Manufacturing activity in the central Atlantic region “remained soft in October,” according to the monthly business activity survey conducted by the Federal Reserve Bank of Richmond, as the manufacturing index improved to negative 1 in October from negative 5 in September.
Index readings above zero show expansion, while numbers below zero indicate contraction.
Shipments dipped to negative 4 from negative 3, the Fed reported. Volume of new orders climbed to zero from negative 12, while the backlog of orders index increased to negative 7 from negative 24.
The capacity utilization index narrowed to negative 14 from negative 19, while the vendor lead time index dipped to negative 2 from positive 7. The number of employees index held at 3, while the average workweek index was at negative 5 after a negative 12 reading last month, and the wages index grew to 17 from 15.

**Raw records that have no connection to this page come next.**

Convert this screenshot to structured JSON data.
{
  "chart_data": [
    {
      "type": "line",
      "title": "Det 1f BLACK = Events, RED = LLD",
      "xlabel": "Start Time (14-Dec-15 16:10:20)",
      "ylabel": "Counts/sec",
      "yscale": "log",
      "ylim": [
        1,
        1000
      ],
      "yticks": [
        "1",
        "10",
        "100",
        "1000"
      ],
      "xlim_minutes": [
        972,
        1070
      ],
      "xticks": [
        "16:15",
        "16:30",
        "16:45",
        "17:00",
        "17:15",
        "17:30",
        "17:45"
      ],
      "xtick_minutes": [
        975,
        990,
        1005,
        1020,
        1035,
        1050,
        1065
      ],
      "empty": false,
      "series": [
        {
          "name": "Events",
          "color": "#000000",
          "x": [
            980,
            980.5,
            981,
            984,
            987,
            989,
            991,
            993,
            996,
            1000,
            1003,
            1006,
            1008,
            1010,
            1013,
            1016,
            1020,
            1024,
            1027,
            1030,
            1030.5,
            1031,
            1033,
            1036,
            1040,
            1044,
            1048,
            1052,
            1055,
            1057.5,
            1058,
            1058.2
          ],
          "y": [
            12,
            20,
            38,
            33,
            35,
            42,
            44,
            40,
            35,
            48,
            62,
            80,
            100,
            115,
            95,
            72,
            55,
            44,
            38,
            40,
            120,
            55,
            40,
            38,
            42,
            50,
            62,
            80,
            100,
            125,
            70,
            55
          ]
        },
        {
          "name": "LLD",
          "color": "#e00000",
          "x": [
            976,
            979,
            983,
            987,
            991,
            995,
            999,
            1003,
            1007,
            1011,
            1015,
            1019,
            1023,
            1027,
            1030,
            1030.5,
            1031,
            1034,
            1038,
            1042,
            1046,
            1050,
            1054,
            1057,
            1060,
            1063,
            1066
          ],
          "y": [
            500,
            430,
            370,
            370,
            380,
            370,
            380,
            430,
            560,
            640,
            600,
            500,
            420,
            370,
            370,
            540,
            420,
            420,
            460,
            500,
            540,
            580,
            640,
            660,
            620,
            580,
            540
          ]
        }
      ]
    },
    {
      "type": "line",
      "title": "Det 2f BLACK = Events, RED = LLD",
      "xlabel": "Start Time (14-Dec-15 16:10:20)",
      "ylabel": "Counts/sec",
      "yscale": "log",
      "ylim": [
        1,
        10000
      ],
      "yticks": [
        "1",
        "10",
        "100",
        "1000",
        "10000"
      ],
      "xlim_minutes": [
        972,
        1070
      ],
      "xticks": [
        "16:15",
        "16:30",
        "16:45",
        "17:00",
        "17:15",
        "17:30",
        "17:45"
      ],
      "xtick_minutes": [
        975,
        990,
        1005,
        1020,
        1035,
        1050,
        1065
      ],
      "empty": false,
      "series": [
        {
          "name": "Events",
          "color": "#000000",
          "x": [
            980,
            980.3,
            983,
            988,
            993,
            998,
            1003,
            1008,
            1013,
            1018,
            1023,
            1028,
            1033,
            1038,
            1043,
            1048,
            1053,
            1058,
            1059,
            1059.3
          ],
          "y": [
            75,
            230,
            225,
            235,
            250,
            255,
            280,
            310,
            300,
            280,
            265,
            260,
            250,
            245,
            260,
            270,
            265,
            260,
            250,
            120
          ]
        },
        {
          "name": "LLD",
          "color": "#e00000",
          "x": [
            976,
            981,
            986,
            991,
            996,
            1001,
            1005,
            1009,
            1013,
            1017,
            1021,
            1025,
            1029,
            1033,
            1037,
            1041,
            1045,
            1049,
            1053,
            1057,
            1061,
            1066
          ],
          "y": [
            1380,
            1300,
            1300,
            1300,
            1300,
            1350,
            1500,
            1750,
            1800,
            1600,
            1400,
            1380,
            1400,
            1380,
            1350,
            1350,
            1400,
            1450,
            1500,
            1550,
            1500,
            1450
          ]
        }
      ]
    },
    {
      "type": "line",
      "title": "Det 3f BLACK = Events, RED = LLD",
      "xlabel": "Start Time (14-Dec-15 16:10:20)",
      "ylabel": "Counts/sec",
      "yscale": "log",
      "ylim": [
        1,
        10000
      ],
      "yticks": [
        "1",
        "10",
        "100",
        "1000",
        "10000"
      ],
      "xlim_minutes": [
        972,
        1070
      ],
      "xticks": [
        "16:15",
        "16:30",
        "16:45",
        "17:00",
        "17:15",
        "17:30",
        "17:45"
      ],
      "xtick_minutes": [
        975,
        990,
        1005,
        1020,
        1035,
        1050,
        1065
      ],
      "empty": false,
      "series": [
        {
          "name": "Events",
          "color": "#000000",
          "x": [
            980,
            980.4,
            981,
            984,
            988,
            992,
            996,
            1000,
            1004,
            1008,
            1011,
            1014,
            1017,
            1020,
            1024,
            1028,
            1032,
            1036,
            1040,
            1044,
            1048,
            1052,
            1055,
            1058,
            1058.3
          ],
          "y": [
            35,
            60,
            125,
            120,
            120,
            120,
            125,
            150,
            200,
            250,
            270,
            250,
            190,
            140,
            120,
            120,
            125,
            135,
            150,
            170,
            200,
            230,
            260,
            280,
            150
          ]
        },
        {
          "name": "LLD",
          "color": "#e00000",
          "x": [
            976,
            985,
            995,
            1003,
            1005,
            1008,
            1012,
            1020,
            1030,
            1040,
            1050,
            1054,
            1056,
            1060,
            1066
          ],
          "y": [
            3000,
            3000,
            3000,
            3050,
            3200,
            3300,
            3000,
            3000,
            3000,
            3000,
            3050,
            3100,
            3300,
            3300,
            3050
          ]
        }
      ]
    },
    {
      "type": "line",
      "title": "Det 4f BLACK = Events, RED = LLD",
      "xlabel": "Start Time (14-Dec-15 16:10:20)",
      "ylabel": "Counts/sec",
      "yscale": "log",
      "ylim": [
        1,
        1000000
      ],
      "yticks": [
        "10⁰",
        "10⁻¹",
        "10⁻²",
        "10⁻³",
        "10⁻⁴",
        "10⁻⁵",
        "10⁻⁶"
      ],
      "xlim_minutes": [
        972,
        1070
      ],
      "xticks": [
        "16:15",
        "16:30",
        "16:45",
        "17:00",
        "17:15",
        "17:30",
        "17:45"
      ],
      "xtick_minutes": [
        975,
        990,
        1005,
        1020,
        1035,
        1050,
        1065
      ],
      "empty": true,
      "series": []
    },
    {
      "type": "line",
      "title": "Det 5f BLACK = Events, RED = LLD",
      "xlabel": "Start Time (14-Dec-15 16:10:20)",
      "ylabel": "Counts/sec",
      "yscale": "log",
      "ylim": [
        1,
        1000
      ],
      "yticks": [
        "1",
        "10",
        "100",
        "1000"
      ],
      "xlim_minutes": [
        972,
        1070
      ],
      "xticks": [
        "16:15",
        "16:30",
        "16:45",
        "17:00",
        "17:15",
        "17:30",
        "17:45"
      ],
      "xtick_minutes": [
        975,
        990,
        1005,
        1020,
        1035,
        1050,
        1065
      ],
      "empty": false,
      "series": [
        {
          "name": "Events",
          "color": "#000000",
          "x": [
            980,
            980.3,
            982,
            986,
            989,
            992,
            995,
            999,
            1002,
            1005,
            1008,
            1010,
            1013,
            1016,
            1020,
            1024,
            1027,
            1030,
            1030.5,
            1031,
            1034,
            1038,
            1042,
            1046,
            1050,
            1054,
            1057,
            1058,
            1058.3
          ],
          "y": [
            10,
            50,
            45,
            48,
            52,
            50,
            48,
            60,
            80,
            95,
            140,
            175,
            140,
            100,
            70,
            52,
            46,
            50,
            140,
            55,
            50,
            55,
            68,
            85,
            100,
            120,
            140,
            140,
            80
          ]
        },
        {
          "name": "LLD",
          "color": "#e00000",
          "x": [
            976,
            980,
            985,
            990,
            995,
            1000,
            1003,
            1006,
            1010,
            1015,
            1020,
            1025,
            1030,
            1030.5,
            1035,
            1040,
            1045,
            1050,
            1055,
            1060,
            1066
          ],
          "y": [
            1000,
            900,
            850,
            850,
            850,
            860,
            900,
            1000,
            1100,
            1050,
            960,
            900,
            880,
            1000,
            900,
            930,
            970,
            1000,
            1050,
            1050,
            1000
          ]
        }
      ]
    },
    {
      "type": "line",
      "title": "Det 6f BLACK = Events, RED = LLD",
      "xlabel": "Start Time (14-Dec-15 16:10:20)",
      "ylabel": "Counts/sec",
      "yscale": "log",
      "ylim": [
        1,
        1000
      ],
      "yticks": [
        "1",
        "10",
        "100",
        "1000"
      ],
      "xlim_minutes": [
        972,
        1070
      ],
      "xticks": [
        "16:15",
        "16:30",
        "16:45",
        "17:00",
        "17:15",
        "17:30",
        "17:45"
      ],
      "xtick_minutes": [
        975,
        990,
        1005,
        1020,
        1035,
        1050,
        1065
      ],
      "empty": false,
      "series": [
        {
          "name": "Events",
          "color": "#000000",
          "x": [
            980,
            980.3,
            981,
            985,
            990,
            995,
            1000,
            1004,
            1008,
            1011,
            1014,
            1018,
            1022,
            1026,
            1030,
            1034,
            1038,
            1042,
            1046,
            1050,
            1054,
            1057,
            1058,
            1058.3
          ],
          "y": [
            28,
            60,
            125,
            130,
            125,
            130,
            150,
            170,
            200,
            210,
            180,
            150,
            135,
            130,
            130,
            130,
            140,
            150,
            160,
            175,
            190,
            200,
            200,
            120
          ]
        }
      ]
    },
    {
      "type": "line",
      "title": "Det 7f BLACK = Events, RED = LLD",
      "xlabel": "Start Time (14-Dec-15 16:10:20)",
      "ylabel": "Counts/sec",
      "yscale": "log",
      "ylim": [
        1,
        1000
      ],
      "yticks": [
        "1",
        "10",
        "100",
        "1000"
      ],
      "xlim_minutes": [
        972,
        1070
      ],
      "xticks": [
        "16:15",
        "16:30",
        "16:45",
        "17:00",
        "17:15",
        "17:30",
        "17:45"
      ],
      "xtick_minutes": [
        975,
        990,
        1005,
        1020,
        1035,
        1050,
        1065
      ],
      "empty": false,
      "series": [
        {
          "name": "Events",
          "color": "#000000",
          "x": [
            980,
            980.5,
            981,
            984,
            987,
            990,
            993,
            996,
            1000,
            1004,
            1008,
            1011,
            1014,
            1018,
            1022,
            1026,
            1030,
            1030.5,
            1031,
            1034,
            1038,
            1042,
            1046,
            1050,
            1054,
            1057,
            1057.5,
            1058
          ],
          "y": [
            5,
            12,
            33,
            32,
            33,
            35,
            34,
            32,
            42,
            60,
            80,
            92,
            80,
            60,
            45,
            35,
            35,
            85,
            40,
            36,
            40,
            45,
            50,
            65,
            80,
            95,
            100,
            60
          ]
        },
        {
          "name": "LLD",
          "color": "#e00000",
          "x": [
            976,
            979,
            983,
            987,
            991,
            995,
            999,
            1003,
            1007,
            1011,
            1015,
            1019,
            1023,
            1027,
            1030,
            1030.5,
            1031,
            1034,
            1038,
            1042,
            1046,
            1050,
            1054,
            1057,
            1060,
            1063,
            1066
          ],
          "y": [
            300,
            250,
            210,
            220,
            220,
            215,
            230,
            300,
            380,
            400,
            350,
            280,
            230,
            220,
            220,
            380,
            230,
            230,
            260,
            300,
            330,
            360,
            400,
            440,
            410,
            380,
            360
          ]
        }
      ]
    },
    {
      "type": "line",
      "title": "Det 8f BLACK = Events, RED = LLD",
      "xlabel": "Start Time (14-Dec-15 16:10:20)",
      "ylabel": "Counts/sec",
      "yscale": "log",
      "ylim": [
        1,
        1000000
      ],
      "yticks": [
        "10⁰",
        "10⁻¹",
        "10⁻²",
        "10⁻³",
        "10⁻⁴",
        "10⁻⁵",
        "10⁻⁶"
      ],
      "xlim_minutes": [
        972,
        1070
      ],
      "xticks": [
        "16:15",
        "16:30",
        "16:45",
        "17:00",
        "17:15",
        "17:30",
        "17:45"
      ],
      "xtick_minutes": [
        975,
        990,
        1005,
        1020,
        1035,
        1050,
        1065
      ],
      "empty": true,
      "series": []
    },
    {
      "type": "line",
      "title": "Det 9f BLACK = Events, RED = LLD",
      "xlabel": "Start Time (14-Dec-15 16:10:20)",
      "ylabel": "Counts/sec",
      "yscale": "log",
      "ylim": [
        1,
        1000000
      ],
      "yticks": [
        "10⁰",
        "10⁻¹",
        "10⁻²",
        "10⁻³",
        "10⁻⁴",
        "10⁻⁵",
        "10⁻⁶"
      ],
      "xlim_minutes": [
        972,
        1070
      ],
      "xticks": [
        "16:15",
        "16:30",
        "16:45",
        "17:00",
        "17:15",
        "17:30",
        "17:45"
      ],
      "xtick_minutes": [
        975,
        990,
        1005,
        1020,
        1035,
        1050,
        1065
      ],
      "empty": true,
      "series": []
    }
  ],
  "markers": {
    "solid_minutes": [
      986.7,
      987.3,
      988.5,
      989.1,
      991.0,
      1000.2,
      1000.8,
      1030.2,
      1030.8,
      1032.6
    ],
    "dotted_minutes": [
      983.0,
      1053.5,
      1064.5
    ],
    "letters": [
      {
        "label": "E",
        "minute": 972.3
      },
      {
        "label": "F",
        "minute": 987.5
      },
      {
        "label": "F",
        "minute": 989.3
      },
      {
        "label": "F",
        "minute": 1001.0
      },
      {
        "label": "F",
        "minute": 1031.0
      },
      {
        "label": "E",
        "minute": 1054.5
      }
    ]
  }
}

As for future outlook (six months from now), the shipments index was 42, down from 48 last month, while the volume of new orders index gained to 44 from 42, and backlog of orders grew to 21 from 19. Capacity utilization fell to 28 from 31, the vendor lead time index declined to 5 from 10, the number of employees index fell to 19 from 26, while the average workweek index was at 12, off from 18 the previous month, and the wages index was 37, after 43 last month. The capital expenditures index was 21 after 33 last month.
The finished goods inventories index rose to 25 from 21, while the raw materials index gained to 26 from 22 the previous month.
The current trend in prices paid crept to 0.58 in October from 0.57 in September, while slowing to negative 0.10 from positive 0.47 for prices received. The expected trend for the next six months fell to 0.78 from 1.00 for prices paid, and decreased to 0.39 from 1.01 for prices received.
All firms surveyed are located within the Fifth Federal Reserve District, which includes the District of Columbia, Maryland, North Carolina, South Carolina, Virginia, and most of West Virginia.